Lui, c’est Joseph Ouédraogo dit Jo Wéder ! Il fut comme beaucoup d’autres hommes politiques, interné sous le Conseil de salut du peuple (CSP) qui avait à sa tête, le Président Médecin-Commandant Jean-Baptiste Ouédraogo.

Au moment où la situation sécuritaire de notre pays se fait de plus en plus douloureuse, au moment où le communautarisme et les préjugés en tous genres mettent sournoisement à mal notre vivre ensemble, au moment où le tissu national est entrain de s’effilocher, cette lettre que « l’Homme de Saaba » (localité aux portes de Ouagadougou), avait adressé, de son exil de Ouahigouya, au Président du CSP, peut donner à réfléchir, sur les dangers multiples et multiformes qui guettent notre cher Faso.
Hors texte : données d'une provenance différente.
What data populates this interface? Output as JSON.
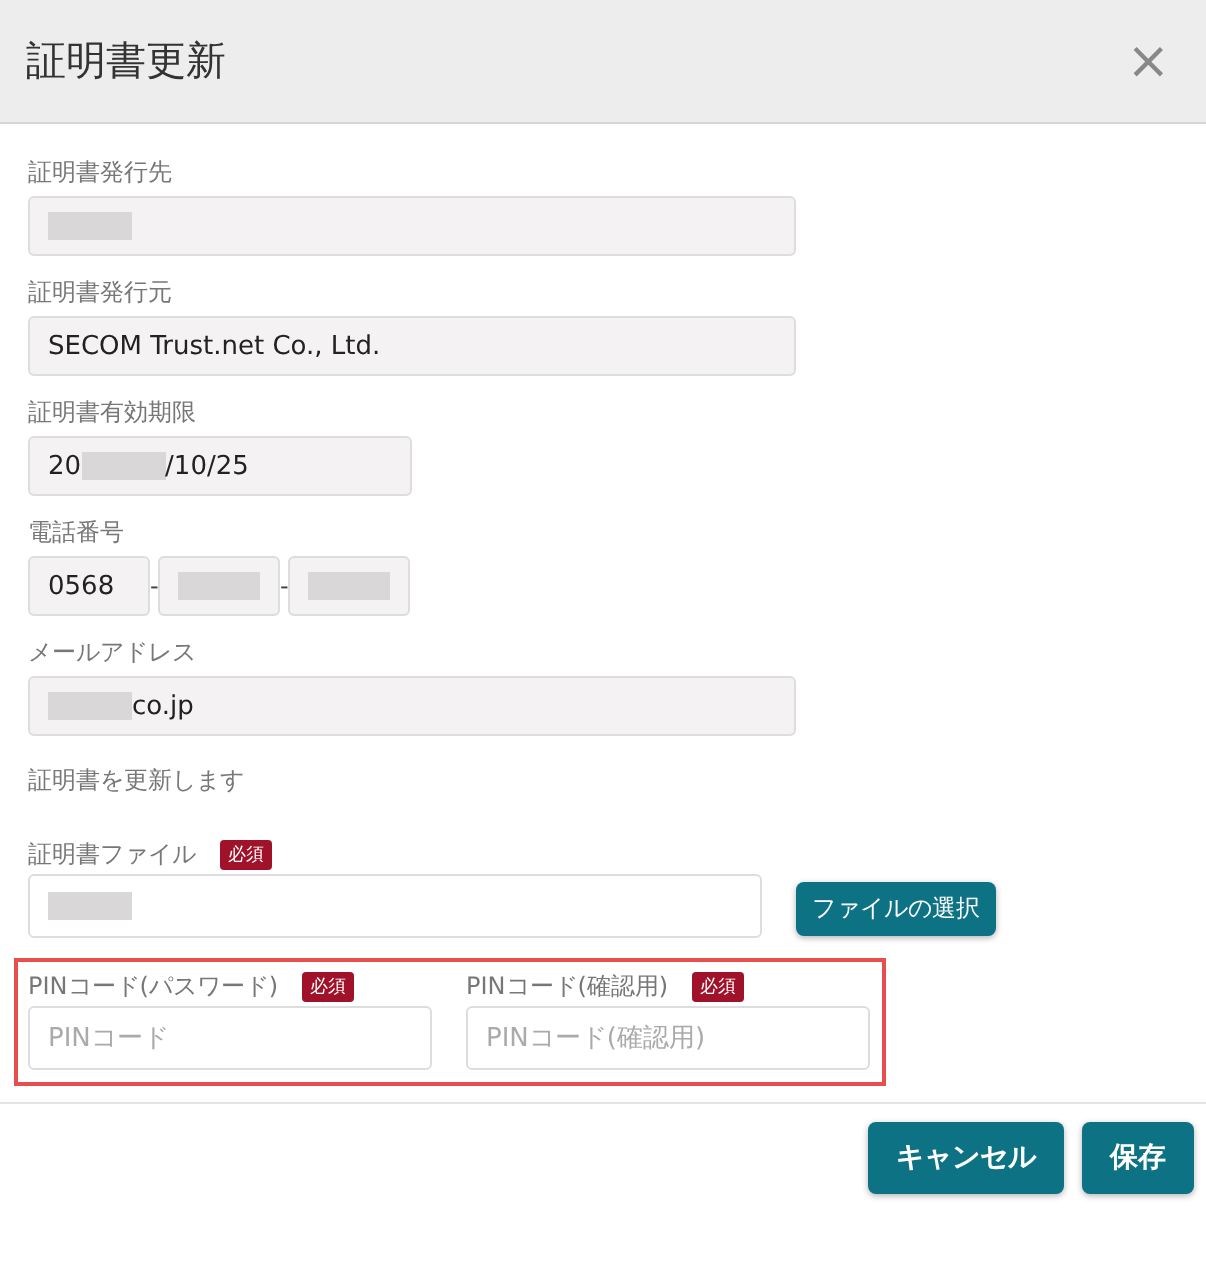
{
  "dialog": {
    "title": "証明書更新",
    "close": "×"
  },
  "fields": [
    {
      "kind": "wide",
      "label": "証明書発行先",
      "parts": [
        {
          "kind": "redacted"
        }
      ]
    },
    {
      "kind": "wide",
      "label": "証明書発行元",
      "parts": [
        {
          "kind": "text",
          "text": "SECOM Trust.net Co., Ltd."
        }
      ]
    },
    {
      "kind": "short",
      "label": "証明書有効期限",
      "parts": [
        {
          "kind": "text",
          "text": "20"
        },
        {
          "kind": "redacted"
        },
        {
          "kind": "text",
          "text": "/10/25"
        }
      ]
    },
    {
      "kind": "phone",
      "label": "電話番号",
      "segments": [
        {
          "parts": [
            {
              "kind": "text",
              "text": "0568"
            }
          ]
        },
        {
          "parts": [
            {
              "kind": "redacted"
            }
          ]
        },
        {
          "parts": [
            {
              "kind": "redacted"
            }
          ]
        }
      ],
      "separators": [
        "-",
        "-"
      ]
    },
    {
      "kind": "wide",
      "label": "メールアドレス",
      "parts": [
        {
          "kind": "redacted"
        },
        {
          "kind": "text",
          "text": "co.jp"
        }
      ]
    }
  ],
  "note": "証明書を更新します",
  "file": {
    "label": "証明書ファイル",
    "required": "必須",
    "parts": [
      {
        "kind": "redacted"
      }
    ],
    "button": "ファイルの選択"
  },
  "pin_fields": [
    {
      "label": "PINコード(パスワード)",
      "required": "必須",
      "placeholder": "PINコード"
    },
    {
      "label": "PINコード(確認用)",
      "required": "必須",
      "placeholder": "PINコード(確認用)"
    }
  ],
  "buttons": [
    {
      "label": "キャンセル"
    },
    {
      "label": "保存"
    }
  ]
}
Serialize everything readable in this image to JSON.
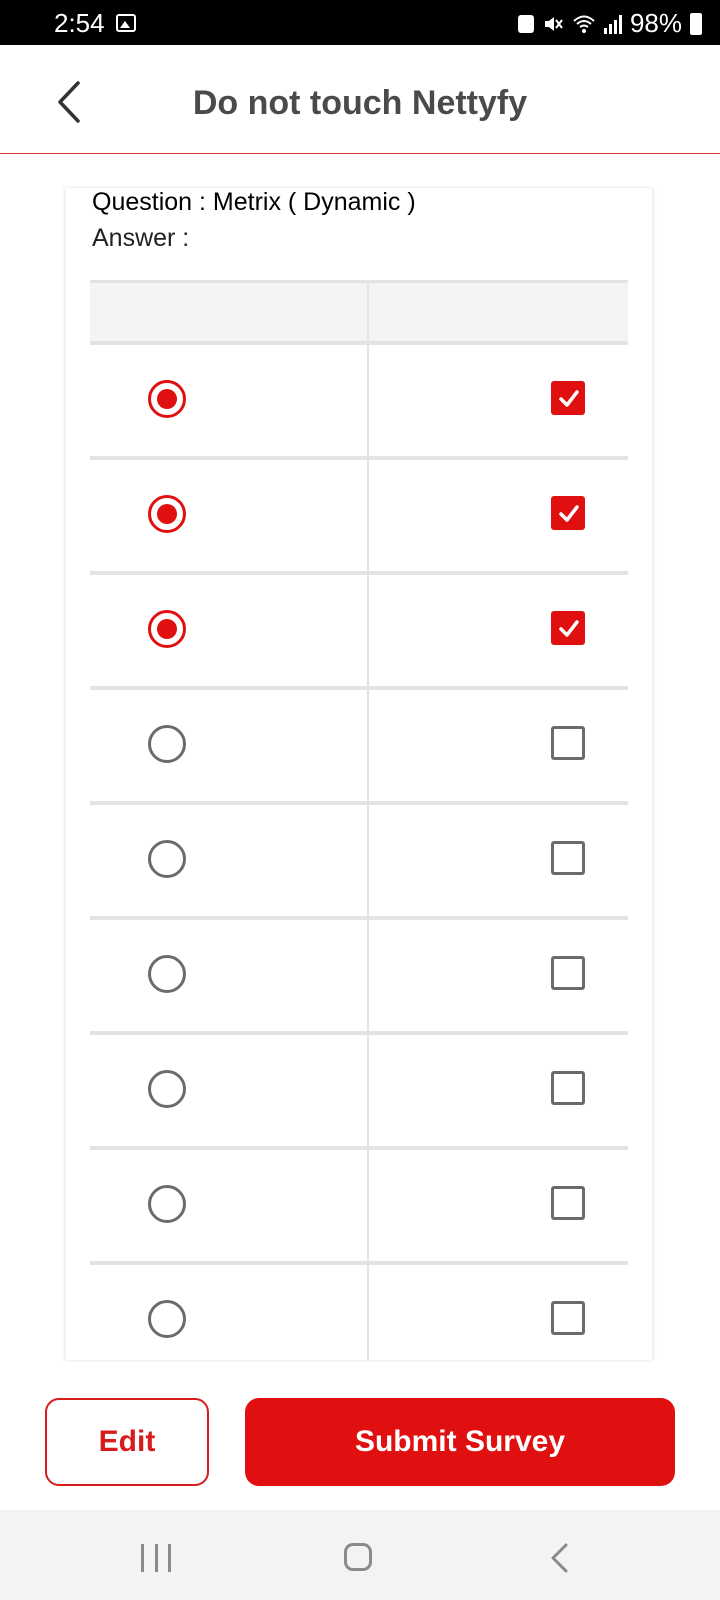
{
  "status_bar": {
    "time": "2:54",
    "battery": "98%"
  },
  "app_bar": {
    "title": "Do not touch Nettyfy"
  },
  "question": {
    "label": "Question : Metrix ( Dynamic )",
    "answer_label": "Answer :"
  },
  "matrix": {
    "rows": [
      {
        "radio_selected": true,
        "checkbox_checked": true
      },
      {
        "radio_selected": true,
        "checkbox_checked": true
      },
      {
        "radio_selected": true,
        "checkbox_checked": true
      },
      {
        "radio_selected": false,
        "checkbox_checked": false
      },
      {
        "radio_selected": false,
        "checkbox_checked": false
      },
      {
        "radio_selected": false,
        "checkbox_checked": false
      },
      {
        "radio_selected": false,
        "checkbox_checked": false
      },
      {
        "radio_selected": false,
        "checkbox_checked": false
      },
      {
        "radio_selected": false,
        "checkbox_checked": false
      }
    ]
  },
  "buttons": {
    "edit": "Edit",
    "submit": "Submit Survey"
  },
  "colors": {
    "accent": "#e01010",
    "divider": "#e3e3e3",
    "status_bar": "#000000"
  },
  "icons": {
    "back": "chevron-left-icon",
    "gallery": "image-icon",
    "nav_recents": "recents-icon",
    "nav_home": "home-icon",
    "nav_back": "back-icon"
  }
}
Ouédraogo Joseph                                              A          Monsieur le Médecin Commandant

Ancien Président de                                                        Jean-Baptiste Ouédraogo

L’A.N. de Haute-Volta                                                      Chef de l’Etat

Interné Administratif à Dori                   

Dori le 10 avril 1983

            Excellence,

                        Toute injustice commise contre un homme est une injustice contre la dignité de l’humanité entière car la dignité des hommes en tant que tels procède du même principe que vous devez connaître autant que moi, puisque vous en parlez à tout moment. Je voudrais en ce dimanche de captivité imméritée vous entretenir de deux problèmes.
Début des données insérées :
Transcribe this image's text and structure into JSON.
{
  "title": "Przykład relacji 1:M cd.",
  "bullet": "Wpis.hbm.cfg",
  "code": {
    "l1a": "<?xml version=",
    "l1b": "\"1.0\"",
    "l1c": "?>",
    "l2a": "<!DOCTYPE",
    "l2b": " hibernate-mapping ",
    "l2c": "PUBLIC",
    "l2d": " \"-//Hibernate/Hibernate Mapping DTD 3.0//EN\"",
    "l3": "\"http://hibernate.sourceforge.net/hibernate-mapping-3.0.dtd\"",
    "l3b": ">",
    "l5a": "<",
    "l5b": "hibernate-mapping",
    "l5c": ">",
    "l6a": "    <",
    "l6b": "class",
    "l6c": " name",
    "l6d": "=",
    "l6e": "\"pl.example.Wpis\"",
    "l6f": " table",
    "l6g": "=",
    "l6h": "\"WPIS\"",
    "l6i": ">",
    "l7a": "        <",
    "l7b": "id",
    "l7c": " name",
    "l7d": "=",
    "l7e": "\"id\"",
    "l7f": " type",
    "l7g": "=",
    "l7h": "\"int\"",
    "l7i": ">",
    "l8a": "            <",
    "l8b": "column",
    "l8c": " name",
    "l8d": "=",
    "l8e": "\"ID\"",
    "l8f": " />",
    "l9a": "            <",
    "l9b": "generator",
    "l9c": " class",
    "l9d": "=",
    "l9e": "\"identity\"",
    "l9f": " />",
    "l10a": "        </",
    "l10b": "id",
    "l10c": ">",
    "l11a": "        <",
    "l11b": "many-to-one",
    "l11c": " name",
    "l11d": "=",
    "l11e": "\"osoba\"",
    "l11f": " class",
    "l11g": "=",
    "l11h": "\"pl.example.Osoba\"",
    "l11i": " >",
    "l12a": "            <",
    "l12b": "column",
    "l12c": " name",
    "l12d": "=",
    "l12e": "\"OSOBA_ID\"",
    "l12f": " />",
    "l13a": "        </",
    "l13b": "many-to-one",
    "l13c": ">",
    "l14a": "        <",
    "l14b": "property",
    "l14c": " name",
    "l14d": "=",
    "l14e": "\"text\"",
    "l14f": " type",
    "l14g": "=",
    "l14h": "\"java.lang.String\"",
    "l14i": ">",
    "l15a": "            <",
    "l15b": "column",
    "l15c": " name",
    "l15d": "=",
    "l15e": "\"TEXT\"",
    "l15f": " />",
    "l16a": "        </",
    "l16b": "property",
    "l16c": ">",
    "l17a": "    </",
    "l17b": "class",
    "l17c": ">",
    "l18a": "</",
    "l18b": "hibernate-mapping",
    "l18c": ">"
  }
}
Premièrement, je suis arrêté et interné soit disant pour avoir participé à une réunion de conspiration contre le C.S.P. Cette réunion d’après votre propre déclaration se serait tenue le 15 Mars 1983 de 13h à 15h chez mon ami Kaboré François à Tanghin-barrage à Ouagadougou.

Vous devez savoir maintenant que cette accusation est absolument fausse, dénuée de sens et même criminelle, puisqu’elle vous emmène à attenter à la liberté de vos semblables, à la dignité de vos frères de race et de religion. Cette ignoble accusation vous place face à face avec votre conscience car elle est une odieuse calomnie.

 

J’ai demandé en effet à être confronté et il n’en a rien été. J’ai demandé à connaître les noms des commerçants présents à la réunion et on n’en a pu citer aucun. Bref si vous n’avez pu apporter aucune preuve, c’est que tout ce que veut et tout ce que dit « le pouvoir » seul est vrai ! Votre vérité c’est que vous m’avez séparé de ma famille, séparé de mes amis et séparé de mes occupations professionnelles.
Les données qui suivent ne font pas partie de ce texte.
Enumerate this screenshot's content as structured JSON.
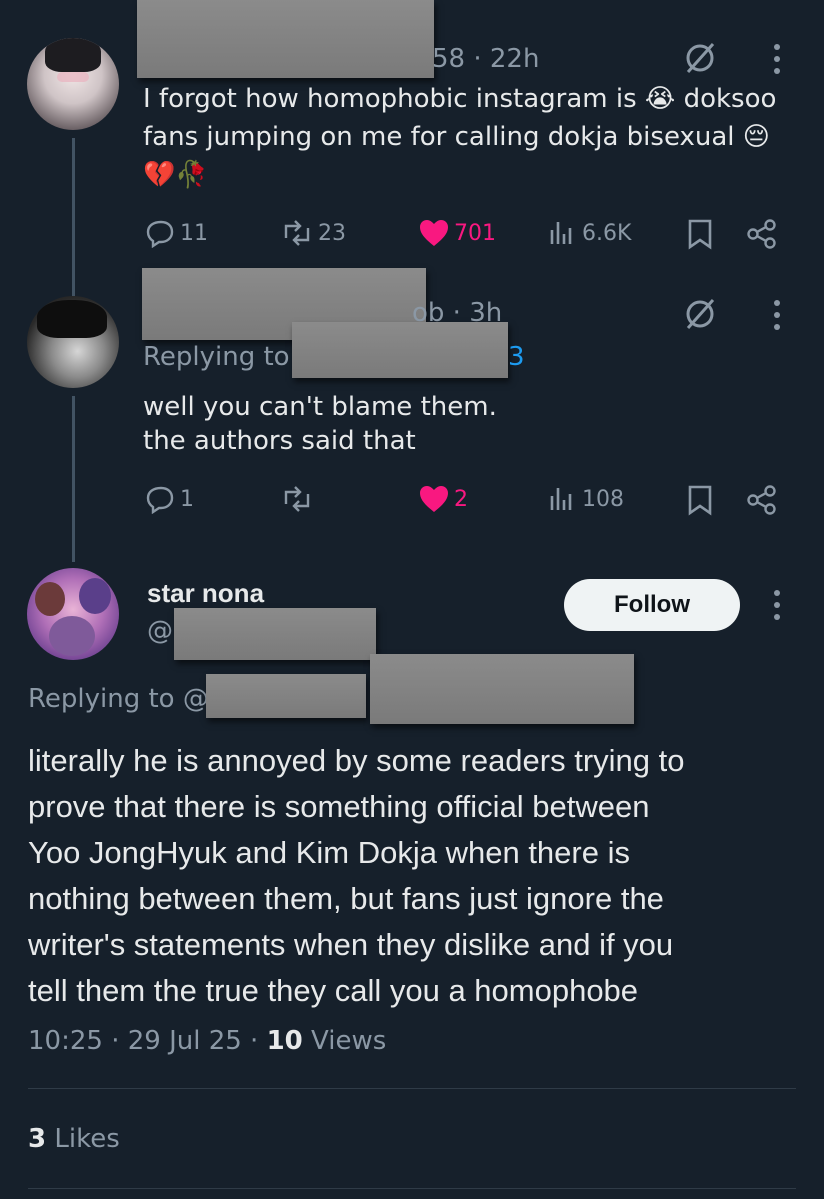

Votre seule vérité, c’est que vous m’avez interné à Dori pour miner ma santé et faire le vide devant vous. Faites un examen de conscience et répondez-vous à vous-même : exigez de ceux qui vous ont induit en erreur des preuves et l’acceptation d’une confrontation car condamner un homme sans l’avoir entendu constitue une condamnation injuste et préméditée. Je pouvais m’attendre à tout en Haute-Volta sauf d’être victime de mensonge surtout de votre part. Vous connaissez comme moi les chemins tortueux qu’empruntent ceux qui ne croient ni à Dieu ni au diable.

J’en viens donc au deuxième point de mon entretien. Je suis victime justement de ceux qui ne croient ni à Dieu ni au diable.

J’ai été arrêté ainsi que Frédéric Guirma pour avoir dénoncé le communisme athée qui fait sournoisement son entrée en Haute-Volta sous le couvert de gens qui se disent croyants et même chrétiens. Mais nous n’avons jamais écrit que le CSP était communiste !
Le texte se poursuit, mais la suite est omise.